## ~x + ~y == ~(x + y) is always false?

Does this code always evaluate to false? Both variables are two's complement signed ints.

``````~x + ~y == ~(x + y)
``````

I feel like there should be some number that satisfies the conditions. I tried testing the numbers between `-5000` and `5000` but never achieved equality. Is there a way to set up an equation to find the solutions to the condition?

Will swapping one for the other cause an insidious bug in my program?
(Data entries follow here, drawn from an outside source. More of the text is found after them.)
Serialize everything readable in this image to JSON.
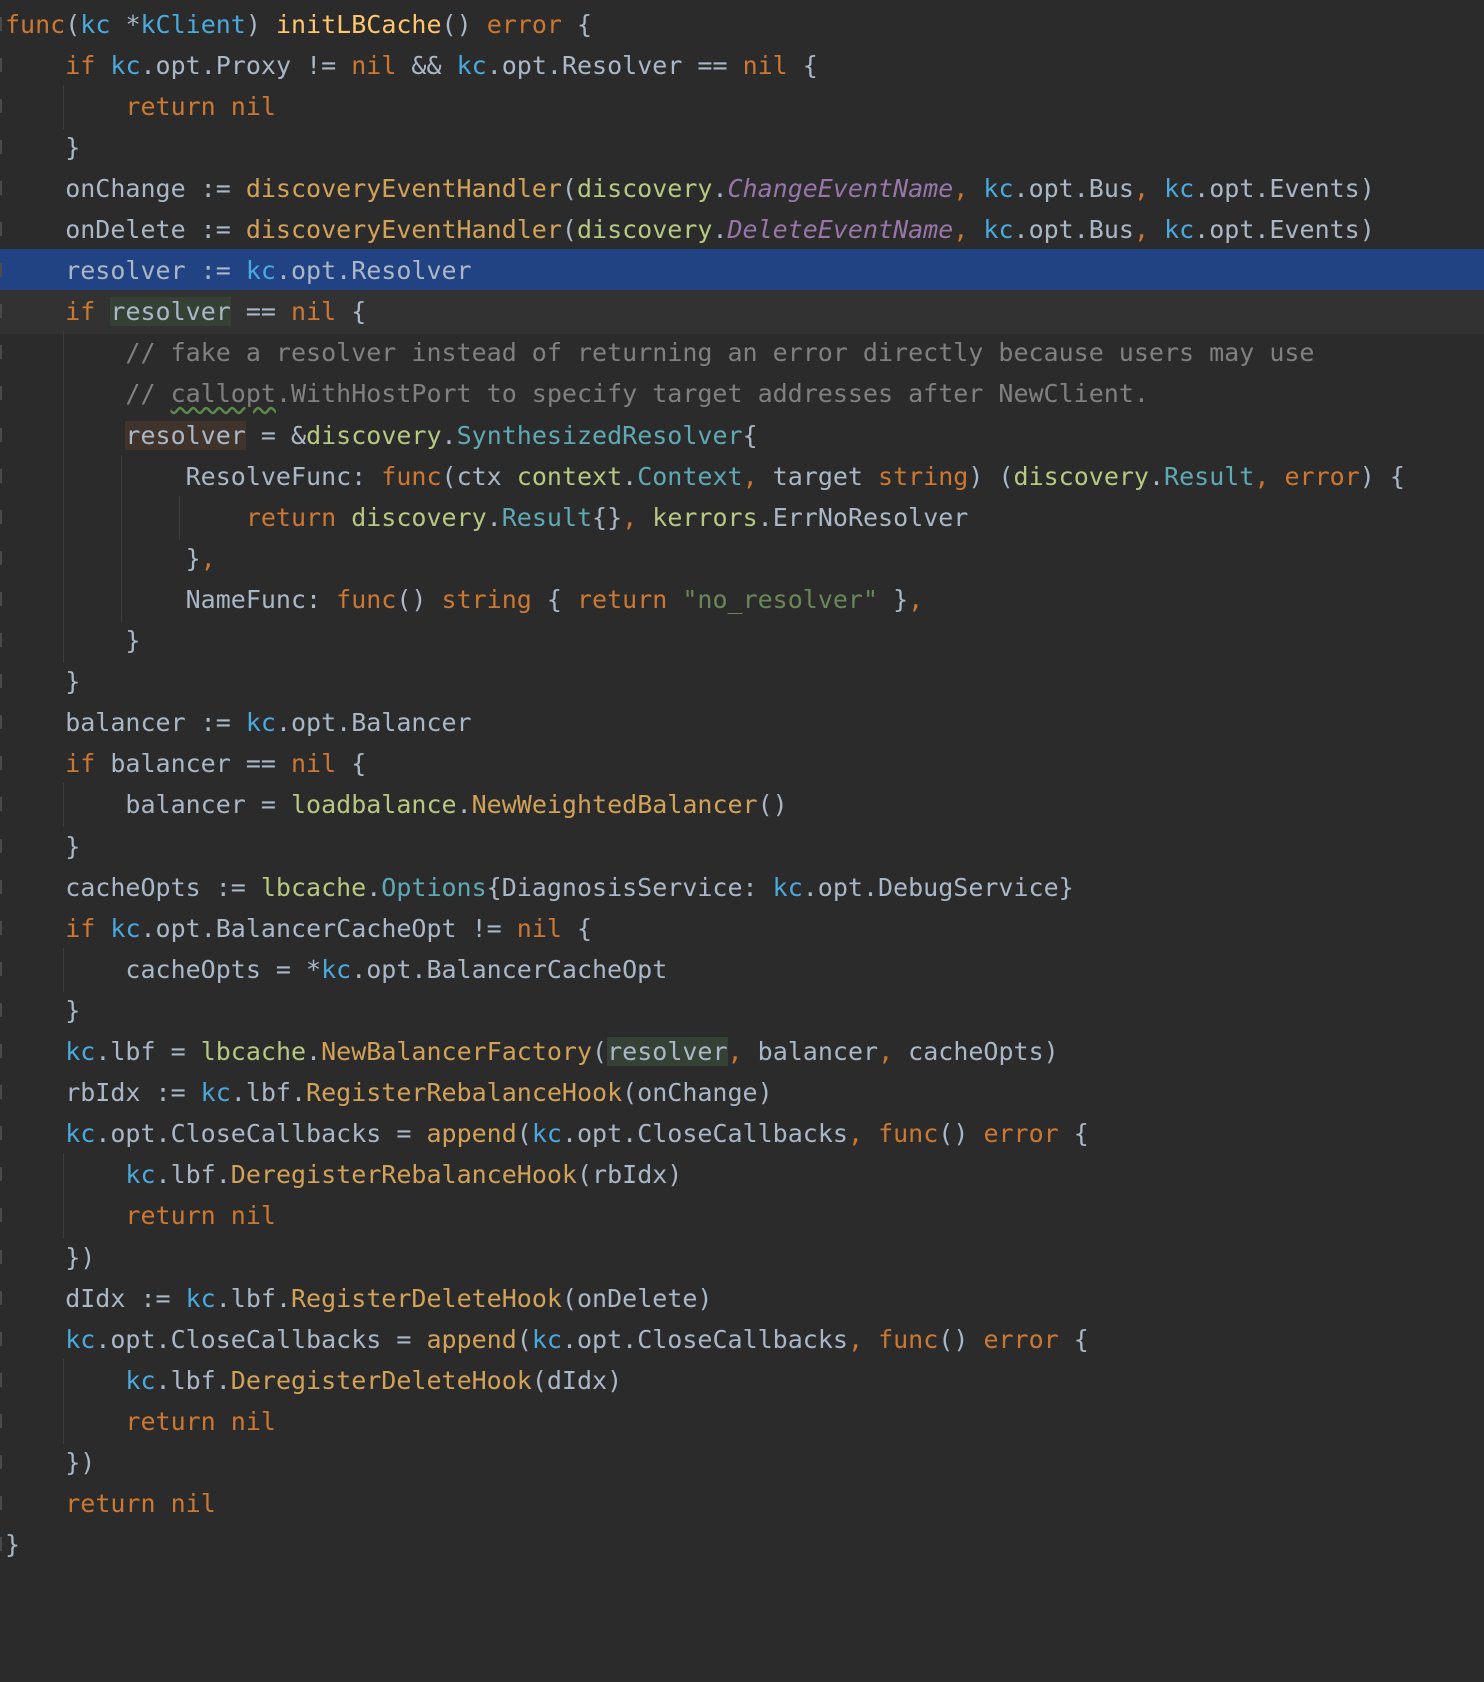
{
  "editor": {
    "lines": [
      {
        "segs": [
          [
            "kw",
            "func"
          ],
          [
            "",
            "("
          ],
          [
            "recv",
            "kc"
          ],
          [
            "",
            " *"
          ],
          [
            "recv",
            "kClient"
          ],
          [
            "",
            ") "
          ],
          [
            "fn",
            "initLBCache"
          ],
          [
            "",
            "() "
          ],
          [
            "kw",
            "error"
          ],
          [
            "",
            " {"
          ]
        ]
      },
      {
        "segs": [
          [
            "",
            "    "
          ],
          [
            "kw",
            "if"
          ],
          [
            "",
            " "
          ],
          [
            "recv",
            "kc"
          ],
          [
            "",
            ".opt.Proxy != "
          ],
          [
            "kw",
            "nil"
          ],
          [
            "",
            " && "
          ],
          [
            "recv",
            "kc"
          ],
          [
            "",
            ".opt.Resolver == "
          ],
          [
            "kw",
            "nil"
          ],
          [
            "",
            " {"
          ]
        ]
      },
      {
        "segs": [
          [
            "",
            "        "
          ],
          [
            "kw",
            "return"
          ],
          [
            "",
            " "
          ],
          [
            "kw",
            "nil"
          ]
        ]
      },
      {
        "segs": [
          [
            "",
            "    }"
          ]
        ]
      },
      {
        "segs": [
          [
            "",
            "    onChange := "
          ],
          [
            "call",
            "discoveryEventHandler"
          ],
          [
            "",
            "("
          ],
          [
            "pkg",
            "discovery"
          ],
          [
            "",
            "."
          ],
          [
            "cst",
            "ChangeEventName"
          ],
          [
            "kw",
            ","
          ],
          [
            "",
            " "
          ],
          [
            "recv",
            "kc"
          ],
          [
            "",
            ".opt.Bus"
          ],
          [
            "kw",
            ","
          ],
          [
            "",
            " "
          ],
          [
            "recv",
            "kc"
          ],
          [
            "",
            ".opt.Events)"
          ]
        ]
      },
      {
        "segs": [
          [
            "",
            "    onDelete := "
          ],
          [
            "call",
            "discoveryEventHandler"
          ],
          [
            "",
            "("
          ],
          [
            "pkg",
            "discovery"
          ],
          [
            "",
            "."
          ],
          [
            "cst",
            "DeleteEventName"
          ],
          [
            "kw",
            ","
          ],
          [
            "",
            " "
          ],
          [
            "recv",
            "kc"
          ],
          [
            "",
            ".opt.Bus"
          ],
          [
            "kw",
            ","
          ],
          [
            "",
            " "
          ],
          [
            "recv",
            "kc"
          ],
          [
            "",
            ".opt.Events)"
          ]
        ]
      },
      {
        "segs": [
          [
            "",
            "    resolver := "
          ],
          [
            "recv",
            "kc"
          ],
          [
            "",
            ".opt.Resolver"
          ]
        ]
      },
      {
        "segs": [
          [
            "",
            "    "
          ],
          [
            "kw",
            "if"
          ],
          [
            "",
            " "
          ],
          [
            "hl",
            "resolver"
          ],
          [
            "",
            " == "
          ],
          [
            "kw",
            "nil"
          ],
          [
            "",
            " {"
          ]
        ]
      },
      {
        "segs": [
          [
            "",
            "        "
          ],
          [
            "cmt",
            "// fake a resolver instead of returning an error directly because users may use"
          ]
        ]
      },
      {
        "segs": [
          [
            "",
            "        "
          ],
          [
            "cmt",
            "// "
          ],
          [
            "cmt squig",
            "callopt"
          ],
          [
            "cmt",
            ".WithHostPort to specify target addresses after NewClient."
          ]
        ]
      },
      {
        "segs": [
          [
            "",
            "        "
          ],
          [
            "hlw",
            "resolver"
          ],
          [
            "",
            " = &"
          ],
          [
            "pkg",
            "discovery"
          ],
          [
            "",
            "."
          ],
          [
            "ty",
            "SynthesizedResolver"
          ],
          [
            "",
            "{"
          ]
        ]
      },
      {
        "segs": [
          [
            "",
            "            ResolveFunc: "
          ],
          [
            "kw",
            "func"
          ],
          [
            "",
            "(ctx "
          ],
          [
            "pkg",
            "context"
          ],
          [
            "",
            "."
          ],
          [
            "ty",
            "Context"
          ],
          [
            "kw",
            ","
          ],
          [
            "",
            " target "
          ],
          [
            "kw",
            "string"
          ],
          [
            "",
            ") ("
          ],
          [
            "pkg",
            "discovery"
          ],
          [
            "",
            "."
          ],
          [
            "ty",
            "Result"
          ],
          [
            "kw",
            ","
          ],
          [
            "",
            " "
          ],
          [
            "kw",
            "error"
          ],
          [
            "",
            ") {"
          ]
        ]
      },
      {
        "segs": [
          [
            "",
            "                "
          ],
          [
            "kw",
            "return"
          ],
          [
            "",
            " "
          ],
          [
            "pkg",
            "discovery"
          ],
          [
            "",
            "."
          ],
          [
            "ty",
            "Result"
          ],
          [
            "",
            "{}"
          ],
          [
            "kw",
            ","
          ],
          [
            "",
            " "
          ],
          [
            "pkg",
            "kerrors"
          ],
          [
            "",
            ".ErrNoResolver"
          ]
        ]
      },
      {
        "segs": [
          [
            "",
            "            }"
          ],
          [
            "kw",
            ","
          ]
        ]
      },
      {
        "segs": [
          [
            "",
            "            NameFunc: "
          ],
          [
            "kw",
            "func"
          ],
          [
            "",
            "() "
          ],
          [
            "kw",
            "string"
          ],
          [
            "",
            " { "
          ],
          [
            "kw",
            "return"
          ],
          [
            "",
            " "
          ],
          [
            "str",
            "\"no_resolver\""
          ],
          [
            "",
            " }"
          ],
          [
            "kw",
            ","
          ]
        ]
      },
      {
        "segs": [
          [
            "",
            "        }"
          ]
        ]
      },
      {
        "segs": [
          [
            "",
            "    }"
          ]
        ]
      },
      {
        "segs": [
          [
            "",
            "    balancer := "
          ],
          [
            "recv",
            "kc"
          ],
          [
            "",
            ".opt.Balancer"
          ]
        ]
      },
      {
        "segs": [
          [
            "",
            "    "
          ],
          [
            "kw",
            "if"
          ],
          [
            "",
            " balancer == "
          ],
          [
            "kw",
            "nil"
          ],
          [
            "",
            " {"
          ]
        ]
      },
      {
        "segs": [
          [
            "",
            "        balancer = "
          ],
          [
            "pkg",
            "loadbalance"
          ],
          [
            "",
            "."
          ],
          [
            "call",
            "NewWeightedBalancer"
          ],
          [
            "",
            "()"
          ]
        ]
      },
      {
        "segs": [
          [
            "",
            "    }"
          ]
        ]
      },
      {
        "segs": [
          [
            "",
            "    cacheOpts := "
          ],
          [
            "pkg",
            "lbcache"
          ],
          [
            "",
            "."
          ],
          [
            "ty",
            "Options"
          ],
          [
            "",
            "{DiagnosisService: "
          ],
          [
            "recv",
            "kc"
          ],
          [
            "",
            ".opt.DebugService}"
          ]
        ]
      },
      {
        "segs": [
          [
            "",
            "    "
          ],
          [
            "kw",
            "if"
          ],
          [
            "",
            " "
          ],
          [
            "recv",
            "kc"
          ],
          [
            "",
            ".opt.BalancerCacheOpt != "
          ],
          [
            "kw",
            "nil"
          ],
          [
            "",
            " {"
          ]
        ]
      },
      {
        "segs": [
          [
            "",
            "        cacheOpts = *"
          ],
          [
            "recv",
            "kc"
          ],
          [
            "",
            ".opt.BalancerCacheOpt"
          ]
        ]
      },
      {
        "segs": [
          [
            "",
            "    }"
          ]
        ]
      },
      {
        "segs": [
          [
            "",
            "    "
          ],
          [
            "recv",
            "kc"
          ],
          [
            "",
            ".lbf = "
          ],
          [
            "pkg",
            "lbcache"
          ],
          [
            "",
            "."
          ],
          [
            "call",
            "NewBalancerFactory"
          ],
          [
            "",
            "("
          ],
          [
            "hl",
            "resolver"
          ],
          [
            "kw",
            ","
          ],
          [
            "",
            " balancer"
          ],
          [
            "kw",
            ","
          ],
          [
            "",
            " cacheOpts)"
          ]
        ]
      },
      {
        "segs": [
          [
            "",
            "    rbIdx := "
          ],
          [
            "recv",
            "kc"
          ],
          [
            "",
            ".lbf."
          ],
          [
            "call",
            "RegisterRebalanceHook"
          ],
          [
            "",
            "(onChange)"
          ]
        ]
      },
      {
        "segs": [
          [
            "",
            "    "
          ],
          [
            "recv",
            "kc"
          ],
          [
            "",
            ".opt.CloseCallbacks = "
          ],
          [
            "call",
            "append"
          ],
          [
            "",
            "("
          ],
          [
            "recv",
            "kc"
          ],
          [
            "",
            ".opt.CloseCallbacks"
          ],
          [
            "kw",
            ","
          ],
          [
            "",
            " "
          ],
          [
            "kw",
            "func"
          ],
          [
            "",
            "() "
          ],
          [
            "kw",
            "error"
          ],
          [
            "",
            " {"
          ]
        ]
      },
      {
        "segs": [
          [
            "",
            "        "
          ],
          [
            "recv",
            "kc"
          ],
          [
            "",
            ".lbf."
          ],
          [
            "call",
            "DeregisterRebalanceHook"
          ],
          [
            "",
            "(rbIdx)"
          ]
        ]
      },
      {
        "segs": [
          [
            "",
            "        "
          ],
          [
            "kw",
            "return"
          ],
          [
            "",
            " "
          ],
          [
            "kw",
            "nil"
          ]
        ]
      },
      {
        "segs": [
          [
            "",
            "    })"
          ]
        ]
      },
      {
        "segs": [
          [
            "",
            "    dIdx := "
          ],
          [
            "recv",
            "kc"
          ],
          [
            "",
            ".lbf."
          ],
          [
            "call",
            "RegisterDeleteHook"
          ],
          [
            "",
            "(onDelete)"
          ]
        ]
      },
      {
        "segs": [
          [
            "",
            "    "
          ],
          [
            "recv",
            "kc"
          ],
          [
            "",
            ".opt.CloseCallbacks = "
          ],
          [
            "call",
            "append"
          ],
          [
            "",
            "("
          ],
          [
            "recv",
            "kc"
          ],
          [
            "",
            ".opt.CloseCallbacks"
          ],
          [
            "kw",
            ","
          ],
          [
            "",
            " "
          ],
          [
            "kw",
            "func"
          ],
          [
            "",
            "() "
          ],
          [
            "kw",
            "error"
          ],
          [
            "",
            " {"
          ]
        ]
      },
      {
        "segs": [
          [
            "",
            "        "
          ],
          [
            "recv",
            "kc"
          ],
          [
            "",
            ".lbf."
          ],
          [
            "call",
            "DeregisterDeleteHook"
          ],
          [
            "",
            "(dIdx)"
          ]
        ]
      },
      {
        "segs": [
          [
            "",
            "        "
          ],
          [
            "kw",
            "return"
          ],
          [
            "",
            " "
          ],
          [
            "kw",
            "nil"
          ]
        ]
      },
      {
        "segs": [
          [
            "",
            "    })"
          ]
        ]
      },
      {
        "segs": [
          [
            "",
            "    "
          ],
          [
            "kw",
            "return"
          ],
          [
            "",
            " "
          ],
          [
            "kw",
            "nil"
          ]
        ]
      },
      {
        "segs": [
          [
            "",
            "}"
          ]
        ]
      }
    ],
    "selected_line": 7,
    "caret_line": 8,
    "colors": {
      "background": "#2b2b2b",
      "selection": "#214283",
      "keyword": "#cc7832",
      "function": "#ffc66d",
      "receiver": "#4aa9dd",
      "constant": "#9876aa",
      "string": "#6a8759",
      "comment": "#808080"
    }
  }
}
Assume for the sake of contradiction that there exists some `x` and some `y` (mod 2n) such that

``````~(x+y) == ~x + ~y
``````

By two's complement*, we know that,

``````      -x == ~x + 1
<==>  -1 == ~x + x
``````

Noting this result, we have,

``````      ~(x+y) == ~x + ~y
<==>  ~(x+y) + (x+y) == ~x + ~y + (x+y)
<==>  ~(x+y) + (x+y) == (~x + x) + (~y + y)
<==>  ~(x+y) + (x+y) == -1 + -1
<==>  ~(x+y) + (x+y) == -2
<==>  -1 == -2
``````

Hence, a contradiction. Therefore, `~(x+y) != ~x + ~y` for all `x` and `y` (mod 2n).

*It is interesting to note that on a machine with one's complement arithmetic, the equality actually holds true for all `x` and `y`. This is because under one's complement, `~x = -x`. Thus, `~x + ~y == -x + -y == -(x+y) == ~(x+y)`.